Eczema was another predictor of BCC recurrence in the study’s high-risk group. Participants who acknowledged a family history of the skin condition had a hazard rate ratio 1.54 times higher than people who did not, after statistical adjustments.
“We don’t know why this is,” Weinstock said. “The connection with eczema is something that’s new, that needs to be further explored.”
Age was another predictor, and not just in providing further confirmation that the risk people face increases with age.
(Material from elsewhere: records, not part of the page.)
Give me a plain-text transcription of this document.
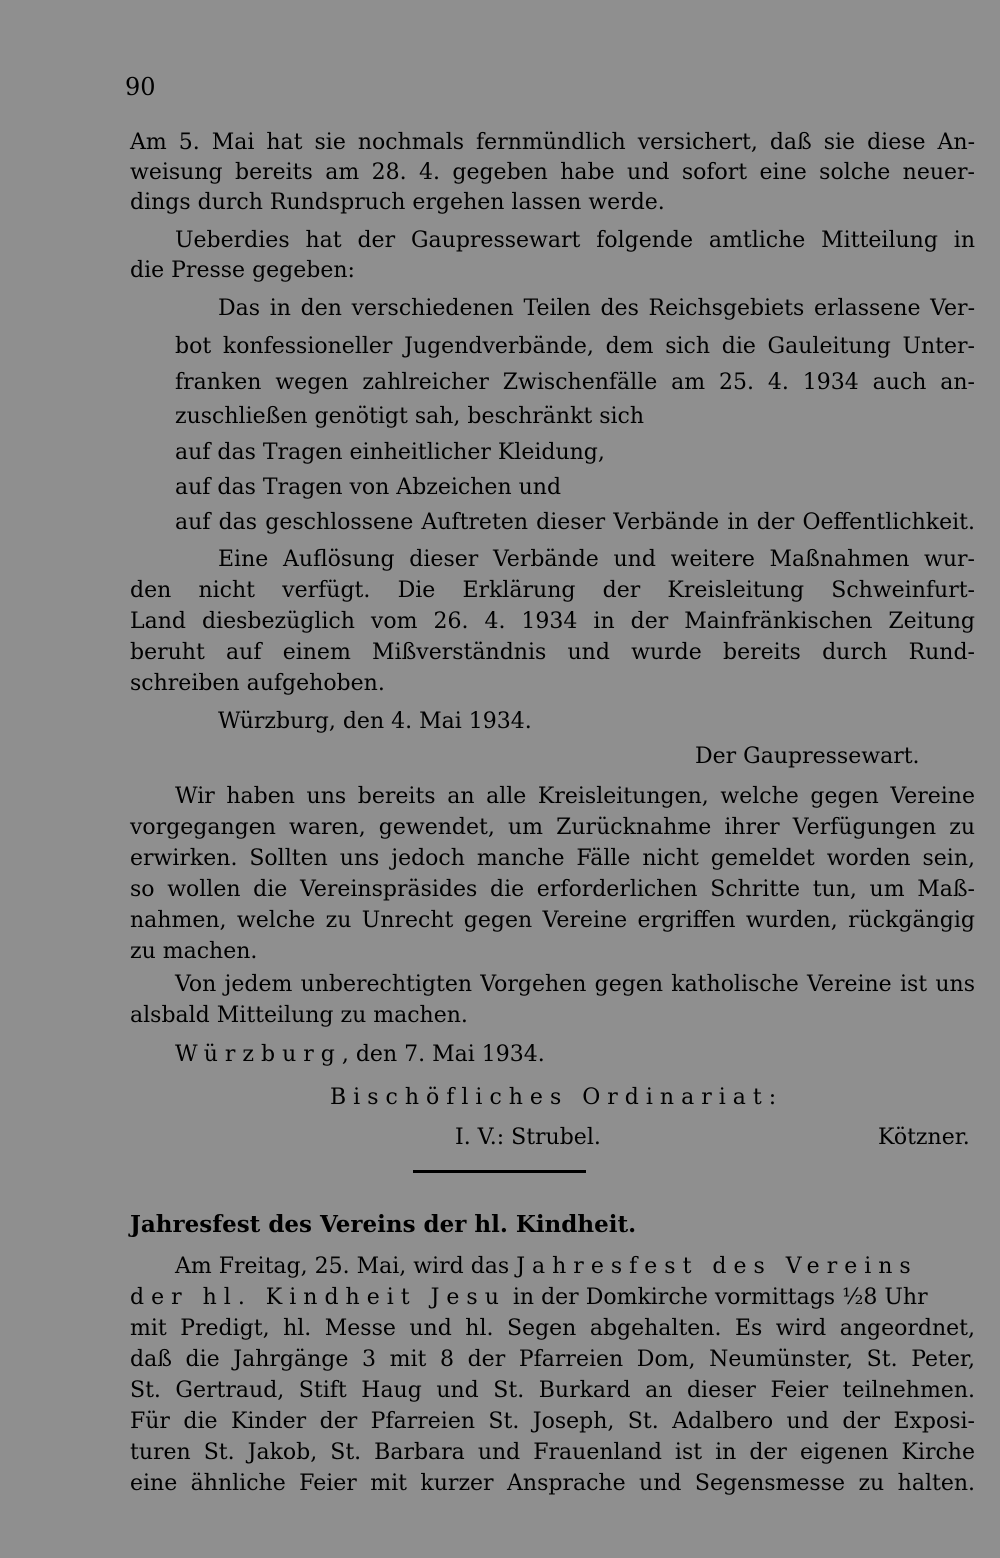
90
Am 5. Mai hat sie nochmals fernmündlich versichert, daß sie diese An-
weisung bereits am 28. 4. gegeben habe und sofort eine solche neuer-
dings durch Rundspruch ergehen lassen werde.
Ueberdies hat der Gaupressewart folgende amtliche Mitteilung in
die Presse gegeben:
Das in den verschiedenen Teilen des Reichsgebiets erlassene Ver-
bot konfessioneller Jugendverbände, dem sich die Gauleitung Unter-
franken wegen zahlreicher Zwischenfälle am 25. 4. 1934 auch an-
zuschließen genötigt sah, beschränkt sich
auf das Tragen einheitlicher Kleidung,
auf das Tragen von Abzeichen und
auf das geschlossene Auftreten dieser Verbände in der Oeffentlichkeit.
Eine Auflösung dieser Verbände und weitere Maßnahmen wur-
den nicht verfügt. Die Erklärung der Kreisleitung Schweinfurt-
Land diesbezüglich vom 26. 4. 1934 in der Mainfränkischen Zeitung
beruht auf einem Mißverständnis und wurde bereits durch Rund-
schreiben aufgehoben.
Würzburg, den 4. Mai 1934.
Der Gaupressewart.
Wir haben uns bereits an alle Kreisleitungen, welche gegen Vereine
vorgegangen waren, gewendet, um Zurücknahme ihrer Verfügungen zu
erwirken. Sollten uns jedoch manche Fälle nicht gemeldet worden sein,
so wollen die Vereinspräsides die erforderlichen Schritte tun, um Maß-
nahmen, welche zu Unrecht gegen Vereine ergriffen wurden, rückgängig
zu machen.
Von jedem unberechtigten Vorgehen gegen katholische Vereine ist uns
alsbald Mitteilung zu machen.
Würzburg, den 7. Mai 1934.
Bischöfliches Ordinariat:
I. V.: Strubel.	Kötzner.
Jahresfest des Vereins der hl. Kindheit.
Am Freitag, 25. Mai, wird das Jahresfest des Vereins
der hl. Kindheit Jesu in der Domkirche vormittags ½8 Uhr
mit Predigt, hl. Messe und hl. Segen abgehalten. Es wird angeordnet,
daß die Jahrgänge 3 mit 8 der Pfarreien Dom, Neumünster, St. Peter,
St. Gertraud, Stift Haug und St. Burkard an dieser Feier teilnehmen.
Für die Kinder der Pfarreien St. Joseph, St. Adalbero und der Exposi-
turen St. Jakob, St. Barbara und Frauenland ist in der eigenen Kirche
eine ähnliche Feier mit kurzer Ansprache und Segensmesse zu halten.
The study also showed that particularly intense sun exposure before the age of 30 was a strong a predictor of BCC occurrence among the high-risk study population, even though for most of them their 30s were decades ago.
“We talk about sun protection, which is important, but that’s something for basal cell that’s most important in your youth,” Weinstock said. “While we don’t exonerate UV exposure in one’s 40s, 50s, and 60s, it was particularly UV exposure before the age of 30 that was most closely related to BCC in our study.”
Awaiting a new trial
If limiting UV exposure is most crucial before the age of 30, what can doctors do for older people who may be headed for multiple bouts with BCC?
“Right now we have this wait and cut approach,” he said. “We know these people are at high risk and we know that most of them are going to get more.”
A better solution comes back to finding and testing preventive medication. Tretinoin didn’t work, but Weinstock says he and his colleagues are testing another called 5-Fluorouracil. He said he is optimistic but has not yet seen the data from a trial that began about three years ago.
Robert Dyer of the Providence VA Medical Center and Brown University is the study’s lead author. In addition to Dyer and Weinstock, other authors on the paper are Tobias Cohen, Amilcar Rizzo, Stephen Brigham, and the VATTC Trial Group.
The US Department of Veterans Affairs Co-operative Studies Program funded the research.